LINN Energy (NASDAQ: LINE) has become a battleground stock this year. That's what happens when a high-yielding company with a large retail investor base comes under attack from those that don't see the company the same way. At some point all that noise will fade and investors will be left with ... what exactly?
Let's ignore the noise from dissenting opinions on LINN's accounting practices, and let's also forget the company is still in the midst of an informal SEC inquiry. What are the basic reasons why an investor would own units of LINN Energy or shares of its affiliate LinnCo (NASDAQ: LNCO)?
Reason No. 1: Double-digit distribution
Let's face it, reason numero uno why someone would invest in LINN Energy is the yield. The company throws off some serious coin every single month. Investors buying today could lock in an 11% yield with LINN and about 10% with LinnCo. For investors looking for a hefty supply of monthly income, there aren't very many options. Investors could choose Vanguard Natural Resources (NASDAQ: VNR) monthly payout, but at 9% it's quite a bit less. Not only that but Vanguard Natural Resources is nowhere near the size of LINN, which is the tops in the sector.
Reason No. 2: Secured cash flows
LINN's secret sauce is its hedging program. LINN hedges 100% of its production for four to six years with a combination of 70% swaps and 30% puts. The swaps lock in margins while the puts provide some upside if commodity prices rise. No other producer hedges as much production for as long as LINN does. Using Vanguard Natural Resources again as an example, it only hedges 85% of its production.
Those with a negative opinion of LINN have pointed to how LINN accounts for its hedging practices as a reason to sell. Yet I think its important to look past this to see what LINN is hedging in the first place. LINN is producing oil and gas from more than 19,000 oil and gas wells. These producing wells are the core of LINN Energy.

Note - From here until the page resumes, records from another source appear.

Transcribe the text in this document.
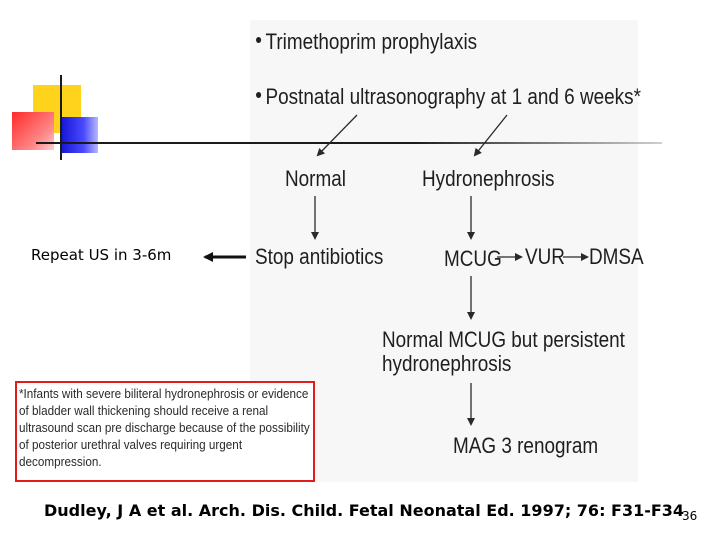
Trimethoprim prophylaxis
Postnatal ultrasonography at 1 and 6 weeks*
Normal	Hydronephrosis
Stop antibiotics	MCUG VUR DMSA
Normal MCUG but persistent
hydronephrosis
MAG 3 renogram
Repeat US in 3-6m
*Infants with severe biliteral hydronephrosis or evidence
of bladder wall thickening should receive a renal
ultrasound scan pre discharge because of the possibility
of posterior urethral valves requiring urgent
decompression.
Dudley, J A et al. Arch. Dis. Child. Fetal Neonatal Ed. 1997; 76: F31-F34
36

Provided it closes its deal for Berry Petroleum (NYSE: BRY), LINN is a company that will hold 6.6 trillion feet of natural gas equivalent reserves. It's also expected to produce from those reserves for the next 17 years. To put that in rough context, 5 trillion cubic feet of natural gas is enough to meet the needs of 5 million households for 15 years. Put another way, LINN Energy itself could supply the energy needs for an area the size of my current home state of South Carolina for nearly two decades. LINN hedges to simply ensure it has stable cash flows as it meets America's energy needs.
Reason No. 3: Great growth prospects
LINN is an acquisition machine with more than 50 deals under its belt at an announced value of nearly $15 billion. In addition to the transformative Berry transaction that it's still trying to close, the company just recently announced another $525 million deal to lock up more oil and gas assets in the Permian Basin.
The company sees a very robust market over the next few years as an increasing number of exploration and production companies shed mature assets to rebuild balance sheets or fund growth projects. For example, LINN played a role in helping the beleaguered oil giant BP (NYSE: BP) repair its balance sheet last year. The company engaged in two separate transactions with BP that saw LINN acquiring over $2.2 billion dollars in assets. BP needed the money to help repair a hole in its balance sheet that sprung after its disaster in the Gulf of Mexico. Further, with so many oil and gas exploration companies in need of cash to fund aggressive drilling programs, LINN should continue to have its hands full in its quest to consolidate the mature oil and gas wells these companies no longer want.
LINN might be in the spotlight these days for its bookkeeping, but at its core it's an income-focused oil-and-gas company. Investors with a long-term mindset should remember that. This is a real company that owns real oil and gas wells and really does produce income. Bottom line: Investors looking for income that's secured by oil and gas production that will grow by acquisition should consider buying LINN.